“My God, my God why have you abandoned me?” A tweet of less than 140 letters announces the final lament of a Redeemer who in the eyes of his contemporaries is defeated and crucified. This would seem the fulcrum of the Holy Week, that Christians celebrate with great solemnity and with a “memorial” round of festivities. Thus does the force, the appeal of a great religion, of a large community of believers, lie in a man, who is God, but who dies defeated? In the eyes of a non-believer, the betraying kiss of a disciple, who celebrated with his teacher the Lord’s supper, could have stopped him forever. To stop a Christ who dared say he was the Son of God? Could a “defeated person” say something to a people like the Jews, a people with a long, proud history? And if he could not say much to those men, to that people, whose wits were less sharpened than our modern populations, can He expect to be recognised as Our Redeemer?
Thus should the Holy Week be considered a great deceit? NO! In fact, that story of a “weak” one, who is also the Son of God, celebrates a mystery of infinite love and greatness.
It commences with a solemn supper that was to be the last for the celebrant. However, it was not to be the last but rather the first of a infinite number of Suppers, that have been speaking to the world for the past two thousand years. Indeed, these “Suppers” represent force and courage for the over 200 thousand Christians who every year suffer persecutions worldwide. Moreover, there are many governments, European ones in particular, proud sustainers of the banner of freedom of conscience, upright lay people, who should be ashamed of Peter’s denial of Jesus along the Calvary, because He lives it fully, who are ashamed of their Christian roots.
Defenders, holders of the banners of all freedoms, remain silent before today’s crucifiers.

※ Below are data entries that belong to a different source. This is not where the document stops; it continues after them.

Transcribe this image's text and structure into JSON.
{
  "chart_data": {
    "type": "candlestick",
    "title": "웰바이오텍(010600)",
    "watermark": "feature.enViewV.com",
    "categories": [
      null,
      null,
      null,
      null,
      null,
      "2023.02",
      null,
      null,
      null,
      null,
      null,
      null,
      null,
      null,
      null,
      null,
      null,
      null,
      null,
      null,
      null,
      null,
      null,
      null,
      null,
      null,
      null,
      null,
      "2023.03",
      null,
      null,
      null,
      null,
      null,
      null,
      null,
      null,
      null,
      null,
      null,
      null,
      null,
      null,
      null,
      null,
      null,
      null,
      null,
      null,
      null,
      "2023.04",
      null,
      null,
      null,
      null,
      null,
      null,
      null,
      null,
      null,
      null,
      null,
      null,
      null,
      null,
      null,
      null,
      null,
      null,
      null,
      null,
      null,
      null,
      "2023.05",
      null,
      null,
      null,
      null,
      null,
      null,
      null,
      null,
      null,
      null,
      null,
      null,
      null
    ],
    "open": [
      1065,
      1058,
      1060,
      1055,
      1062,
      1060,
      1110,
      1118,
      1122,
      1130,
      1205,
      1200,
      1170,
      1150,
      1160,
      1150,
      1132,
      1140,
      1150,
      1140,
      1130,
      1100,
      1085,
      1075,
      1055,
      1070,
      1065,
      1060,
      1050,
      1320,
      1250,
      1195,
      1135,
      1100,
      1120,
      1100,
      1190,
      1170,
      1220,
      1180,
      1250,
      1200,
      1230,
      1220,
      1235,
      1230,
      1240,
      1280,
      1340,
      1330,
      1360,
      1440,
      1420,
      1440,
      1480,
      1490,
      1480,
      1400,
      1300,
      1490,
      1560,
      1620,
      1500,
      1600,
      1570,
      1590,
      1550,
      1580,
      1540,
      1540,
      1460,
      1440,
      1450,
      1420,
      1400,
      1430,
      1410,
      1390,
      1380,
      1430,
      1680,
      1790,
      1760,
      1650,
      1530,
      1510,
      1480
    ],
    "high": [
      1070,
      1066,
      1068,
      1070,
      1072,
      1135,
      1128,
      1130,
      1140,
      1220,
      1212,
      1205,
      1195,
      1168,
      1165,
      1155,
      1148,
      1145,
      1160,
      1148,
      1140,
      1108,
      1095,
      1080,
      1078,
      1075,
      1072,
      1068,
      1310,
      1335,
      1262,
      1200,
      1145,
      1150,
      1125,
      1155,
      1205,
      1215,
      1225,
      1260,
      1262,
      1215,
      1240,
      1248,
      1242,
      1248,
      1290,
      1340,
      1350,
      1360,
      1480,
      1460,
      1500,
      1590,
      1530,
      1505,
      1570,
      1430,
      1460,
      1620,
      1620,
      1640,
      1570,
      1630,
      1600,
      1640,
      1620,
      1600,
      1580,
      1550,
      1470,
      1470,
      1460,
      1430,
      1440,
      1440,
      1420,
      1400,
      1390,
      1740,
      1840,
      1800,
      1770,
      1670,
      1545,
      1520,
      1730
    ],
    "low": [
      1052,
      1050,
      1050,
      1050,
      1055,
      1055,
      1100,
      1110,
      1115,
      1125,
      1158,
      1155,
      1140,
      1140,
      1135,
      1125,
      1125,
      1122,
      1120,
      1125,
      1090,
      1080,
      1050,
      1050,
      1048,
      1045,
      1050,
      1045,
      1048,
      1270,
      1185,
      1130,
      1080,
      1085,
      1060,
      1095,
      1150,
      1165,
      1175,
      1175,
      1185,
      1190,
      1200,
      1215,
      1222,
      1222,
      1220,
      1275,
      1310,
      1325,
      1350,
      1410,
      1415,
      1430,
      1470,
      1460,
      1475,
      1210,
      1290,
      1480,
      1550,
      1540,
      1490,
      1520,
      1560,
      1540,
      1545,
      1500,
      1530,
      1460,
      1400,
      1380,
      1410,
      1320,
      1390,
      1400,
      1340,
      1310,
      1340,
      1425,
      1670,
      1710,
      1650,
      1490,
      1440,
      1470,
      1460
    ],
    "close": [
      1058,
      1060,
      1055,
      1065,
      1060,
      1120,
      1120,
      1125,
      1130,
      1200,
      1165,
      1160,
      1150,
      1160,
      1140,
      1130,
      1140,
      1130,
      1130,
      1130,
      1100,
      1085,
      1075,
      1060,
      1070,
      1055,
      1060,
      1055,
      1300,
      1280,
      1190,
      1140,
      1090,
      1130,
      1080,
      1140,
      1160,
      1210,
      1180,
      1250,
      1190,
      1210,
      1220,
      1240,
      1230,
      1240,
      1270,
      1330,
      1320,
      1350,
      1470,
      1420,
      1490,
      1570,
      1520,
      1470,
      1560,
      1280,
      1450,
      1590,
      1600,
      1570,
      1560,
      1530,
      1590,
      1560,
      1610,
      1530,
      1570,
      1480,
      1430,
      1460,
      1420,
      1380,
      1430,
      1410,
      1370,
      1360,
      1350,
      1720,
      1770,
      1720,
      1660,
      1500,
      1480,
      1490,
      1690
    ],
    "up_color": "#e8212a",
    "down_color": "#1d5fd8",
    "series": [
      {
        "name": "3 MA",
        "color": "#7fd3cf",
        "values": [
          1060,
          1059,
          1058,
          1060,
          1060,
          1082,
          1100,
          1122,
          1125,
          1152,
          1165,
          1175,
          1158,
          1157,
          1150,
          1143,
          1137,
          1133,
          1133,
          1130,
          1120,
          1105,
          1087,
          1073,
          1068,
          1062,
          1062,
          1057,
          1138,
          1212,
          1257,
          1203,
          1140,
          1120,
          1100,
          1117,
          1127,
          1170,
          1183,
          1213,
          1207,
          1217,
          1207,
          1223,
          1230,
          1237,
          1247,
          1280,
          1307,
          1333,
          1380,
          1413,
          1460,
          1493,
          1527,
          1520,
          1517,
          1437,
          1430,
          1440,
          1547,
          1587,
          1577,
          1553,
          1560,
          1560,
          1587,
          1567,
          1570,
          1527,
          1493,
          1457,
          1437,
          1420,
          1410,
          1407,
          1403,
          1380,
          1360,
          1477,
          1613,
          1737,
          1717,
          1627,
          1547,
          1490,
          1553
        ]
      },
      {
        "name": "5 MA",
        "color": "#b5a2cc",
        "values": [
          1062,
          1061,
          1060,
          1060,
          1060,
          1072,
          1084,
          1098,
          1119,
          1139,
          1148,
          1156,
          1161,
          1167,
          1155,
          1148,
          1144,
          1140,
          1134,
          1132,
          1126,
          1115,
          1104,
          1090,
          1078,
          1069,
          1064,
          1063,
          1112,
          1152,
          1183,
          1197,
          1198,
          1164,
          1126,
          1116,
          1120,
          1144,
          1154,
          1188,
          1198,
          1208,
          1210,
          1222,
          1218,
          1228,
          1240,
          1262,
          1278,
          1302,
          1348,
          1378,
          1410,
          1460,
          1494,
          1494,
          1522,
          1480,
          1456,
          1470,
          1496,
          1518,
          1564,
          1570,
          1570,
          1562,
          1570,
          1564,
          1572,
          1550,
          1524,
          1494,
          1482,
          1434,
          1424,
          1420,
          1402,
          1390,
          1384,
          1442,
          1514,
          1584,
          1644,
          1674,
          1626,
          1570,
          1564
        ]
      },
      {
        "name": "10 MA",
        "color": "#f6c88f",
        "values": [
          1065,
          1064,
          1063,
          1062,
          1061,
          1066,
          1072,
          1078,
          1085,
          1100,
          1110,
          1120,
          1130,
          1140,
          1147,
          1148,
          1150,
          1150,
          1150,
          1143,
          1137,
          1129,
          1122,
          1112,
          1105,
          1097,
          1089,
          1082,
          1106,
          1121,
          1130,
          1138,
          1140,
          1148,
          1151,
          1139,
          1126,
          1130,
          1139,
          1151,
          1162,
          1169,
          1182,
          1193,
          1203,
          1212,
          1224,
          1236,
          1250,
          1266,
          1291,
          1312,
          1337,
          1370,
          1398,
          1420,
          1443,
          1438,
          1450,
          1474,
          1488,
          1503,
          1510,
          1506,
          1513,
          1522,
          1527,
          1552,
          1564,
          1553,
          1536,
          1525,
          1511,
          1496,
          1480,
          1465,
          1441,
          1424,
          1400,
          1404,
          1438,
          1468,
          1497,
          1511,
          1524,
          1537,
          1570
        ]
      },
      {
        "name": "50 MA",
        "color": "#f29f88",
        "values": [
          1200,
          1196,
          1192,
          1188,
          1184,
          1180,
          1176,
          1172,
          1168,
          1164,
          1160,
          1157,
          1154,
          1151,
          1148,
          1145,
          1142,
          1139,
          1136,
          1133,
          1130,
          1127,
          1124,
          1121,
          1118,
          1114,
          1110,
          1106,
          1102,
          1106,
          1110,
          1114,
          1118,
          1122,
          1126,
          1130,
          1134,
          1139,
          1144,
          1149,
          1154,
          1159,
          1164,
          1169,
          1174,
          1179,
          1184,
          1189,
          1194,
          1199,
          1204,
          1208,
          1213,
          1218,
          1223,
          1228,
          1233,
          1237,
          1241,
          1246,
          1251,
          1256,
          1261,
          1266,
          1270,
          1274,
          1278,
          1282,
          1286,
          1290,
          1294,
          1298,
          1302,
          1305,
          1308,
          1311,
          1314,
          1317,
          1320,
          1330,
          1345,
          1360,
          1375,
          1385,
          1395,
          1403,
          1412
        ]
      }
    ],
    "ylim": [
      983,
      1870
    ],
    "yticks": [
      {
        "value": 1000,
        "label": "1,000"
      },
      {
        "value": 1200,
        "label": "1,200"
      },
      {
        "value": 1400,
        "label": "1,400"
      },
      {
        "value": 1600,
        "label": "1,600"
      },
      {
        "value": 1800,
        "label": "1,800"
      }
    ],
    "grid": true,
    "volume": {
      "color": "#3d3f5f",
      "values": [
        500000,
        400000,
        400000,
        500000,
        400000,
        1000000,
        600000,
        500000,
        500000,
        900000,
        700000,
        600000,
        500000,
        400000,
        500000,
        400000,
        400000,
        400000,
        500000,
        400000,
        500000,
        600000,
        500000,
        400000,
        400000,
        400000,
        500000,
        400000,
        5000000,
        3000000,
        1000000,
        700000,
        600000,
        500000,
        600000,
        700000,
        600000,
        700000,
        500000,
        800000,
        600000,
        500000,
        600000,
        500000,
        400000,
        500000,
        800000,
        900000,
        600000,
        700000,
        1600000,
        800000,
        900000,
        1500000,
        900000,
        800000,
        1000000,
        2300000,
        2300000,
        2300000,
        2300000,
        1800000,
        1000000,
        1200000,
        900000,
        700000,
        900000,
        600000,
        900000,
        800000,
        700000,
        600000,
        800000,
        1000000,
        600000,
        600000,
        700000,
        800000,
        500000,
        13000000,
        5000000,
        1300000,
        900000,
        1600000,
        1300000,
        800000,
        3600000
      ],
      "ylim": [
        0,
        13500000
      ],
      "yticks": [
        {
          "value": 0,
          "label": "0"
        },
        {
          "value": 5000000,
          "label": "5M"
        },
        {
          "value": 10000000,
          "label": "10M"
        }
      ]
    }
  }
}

There is courage in this Holy Week. First of all, there is the courage of the son of man, Jesus of Nazareth. He invites us to conversion, to the heaven’s witness before indifference. A sign continues to shine: it’s a gesture of that last Supper. It’s the humble act of kneeling to wash a stranger’s feet, which recalled another tweet by Christ: I have not come to be served but to serve. It is a tweet whereby every parent is called to bring into the world a child for the second time, in a spiritual way, in order to bestow the service of human and Christian education, for the formation of conscience.
The task of Christian education thus becomes a major act of serving Christ.
Then there is a day of this Week, sometimes tormented by a whimsical spring, that is closed in the silence of mourning and bereavement. The Beloved One, the Crucified One, the One who faced evil, the ingratitude of the crowd, Pilate’s cynicism, the disciples’ fear, is almost solely comforted by the courage of the woman disciples, pious women, near them the suffering mother, the Holy Virgin, who suffers in her flesh and in her heart the insult and the shame of a son treated like a delinquent. It’s the silence of the earth, the silence of the Good Friday of pain caused by the heap of insults that befell the innocent One for all of us. It is the silence of discouragement of the apostles, perhaps of the same pious women who now seem oblivious of his promise of resurrection. In fact, the days of sadness, indolence, are burned by the heat emitted from the light of the Holy Night that sings the victory of the Risen Lord.
Yes, the Holy Week ends, and it ends well.
The Holy Week ends, and it ends well. And may the life of each and every one, and the story of oppressed populations, evolve and end equally well. The short time in the tomb is the indelible sign that Resurrection belongs to us, and that we are all called to become agents of resurrection.